雅子さまは、諸行事以外では久しぶりの和装姿で、13年前とは異なりリラックスされている雰囲気だった。ご一家は互いに言葉を交わしながら終始楽しそうだった。雅子さまは、以前の相撲観戦では関係者らとほとんど言葉を交わさなかったが、今回は力士のぶつかりに目を大きく開かれて「凄いですね」とその迫力に驚かれていたという。

ふたたび思い出の英国へ

愛子さまが学習院女子高等科2年のとき、英国イートン校のサマースクールに参加されたのも、実は、英語を学ぶ目的だけではなく、かけがえのない時期にお友だちと良い思い出を作ることも大切という両陛下のお考えからだった。

「学校に行けなかった時期に、励ましの手紙や電話をくれたお友だちとはその後も関係は良好で、そのご友人から誘われたこともあって、愛子さまから『行ってみたい』とご希望があったそうです」(元東宮関係者)
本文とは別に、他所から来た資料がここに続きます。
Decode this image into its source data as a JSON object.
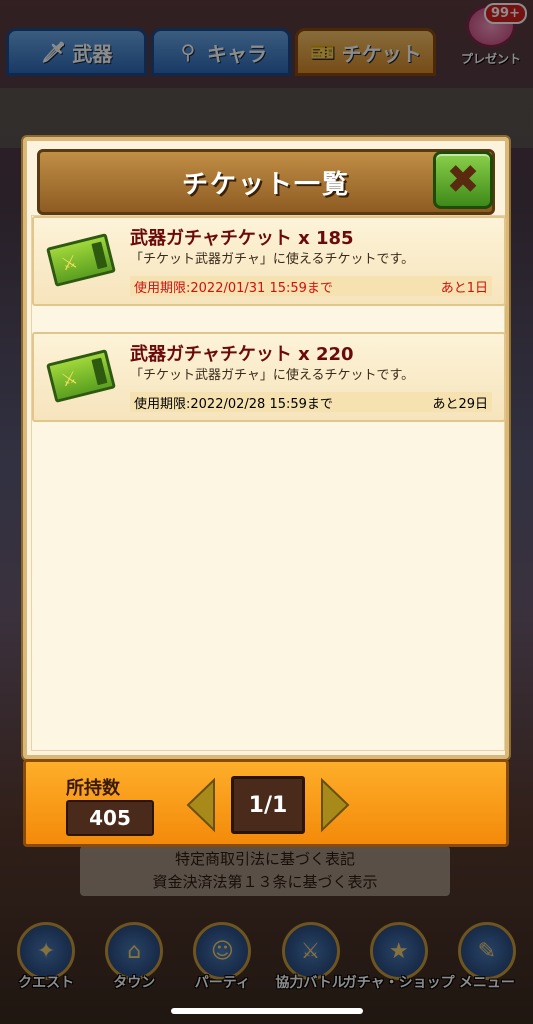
{
  "top_tabs": [
    {
      "label": "武器",
      "icon": "sword-icon"
    },
    {
      "label": "キャラ",
      "icon": "keyhole-icon"
    },
    {
      "label": "チケット",
      "icon": "ticket-icon"
    }
  ],
  "present": {
    "label": "プレゼント",
    "badge": "99+"
  },
  "dialog": {
    "title": "チケット一覧",
    "close_icon": "close-icon",
    "items": [
      {
        "name": "武器ガチャチケット x 185",
        "description": "「チケット武器ガチャ」に使えるチケットです。",
        "expiry": "使用期限:2022/01/31 15:59まで",
        "remaining": "あと1日",
        "status_color": "#d01010"
      },
      {
        "name": "武器ガチャチケット x 220",
        "description": "「チケット武器ガチャ」に使えるチケットです。",
        "expiry": "使用期限:2022/02/28 15:59まで",
        "remaining": "あと29日",
        "status_color": "#3a2a1a"
      }
    ]
  },
  "footer": {
    "owned_label": "所持数",
    "owned_value": "405",
    "page": "1/1"
  },
  "background_text": {
    "line1": "特定商取引法に基づく表記",
    "line2": "資金決済法第１３条に基づく表示"
  },
  "bottom_nav": [
    {
      "label": "クエスト",
      "icon": "map-icon"
    },
    {
      "label": "タウン",
      "icon": "town-icon"
    },
    {
      "label": "パーティ",
      "icon": "party-icon"
    },
    {
      "label": "協力バトル",
      "icon": "battle-icon"
    },
    {
      "label": "ガチャ・ショップ",
      "icon": "gacha-icon"
    },
    {
      "label": "メニュー",
      "icon": "menu-icon"
    }
  ]
}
両陛下も同じ年頃には、学校生活が中心だったが、愛子さまも学習院での生活が最優先だった。学習院は課題が多く、クラブ活動などにも参加されていたため、東宮御所の職員は、愛子さまが「あぁ、忙しい、忙しい」とお茶目に帰宅される姿をしばしば目にしていた。
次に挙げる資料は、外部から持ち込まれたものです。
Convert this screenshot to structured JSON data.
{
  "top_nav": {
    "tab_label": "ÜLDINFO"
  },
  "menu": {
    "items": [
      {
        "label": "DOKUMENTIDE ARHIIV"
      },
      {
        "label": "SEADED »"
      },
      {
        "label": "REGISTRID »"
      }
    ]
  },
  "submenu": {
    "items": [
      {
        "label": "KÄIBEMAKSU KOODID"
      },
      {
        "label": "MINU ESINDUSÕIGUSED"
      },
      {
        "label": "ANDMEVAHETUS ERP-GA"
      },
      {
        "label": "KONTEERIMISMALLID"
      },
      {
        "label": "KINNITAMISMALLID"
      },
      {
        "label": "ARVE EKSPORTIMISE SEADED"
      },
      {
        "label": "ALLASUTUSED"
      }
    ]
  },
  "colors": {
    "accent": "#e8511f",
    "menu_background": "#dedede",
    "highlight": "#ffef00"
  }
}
「この冬にも愛子さまは両陛下とは別に、同級生とスキーに行かれました」(宮内庁関係者)

本格的な美術鑑賞は15歳の時が初めてだった。文化芸術にかかわりの深い皇族としては遅い印象もあるが、これに関しても陛下は音楽関係の知人に、「より深く理解できる年齢があるのではないでしょうか」と語っている。

陛下の急がない姿勢は生き方にも通じている。この知人が、両陛下の自然なお姿が国民の心を惹きつけているのではありませんか、と問うと「それはまた力になりますね」とおっしゃっていたという。

天皇ご一家は、苦しい時も互いに急がず急がせず、共に支えあうことで乗り越えて来られた。陛下と雅子さまがそれぞれのお誕生日に言及されたのは「ONE TEAM」。令和元年を象徴する言葉は、新しい天皇家の姿にもあてはまるのかもしれない。

即位後初の外国訪問では英国のウインザー城に滞在される。エリザベス女王からのご招待だが、英国は陛下にとって人生の転換点でもある。令和のスタイルもまた、ここから始まるのかもしれない。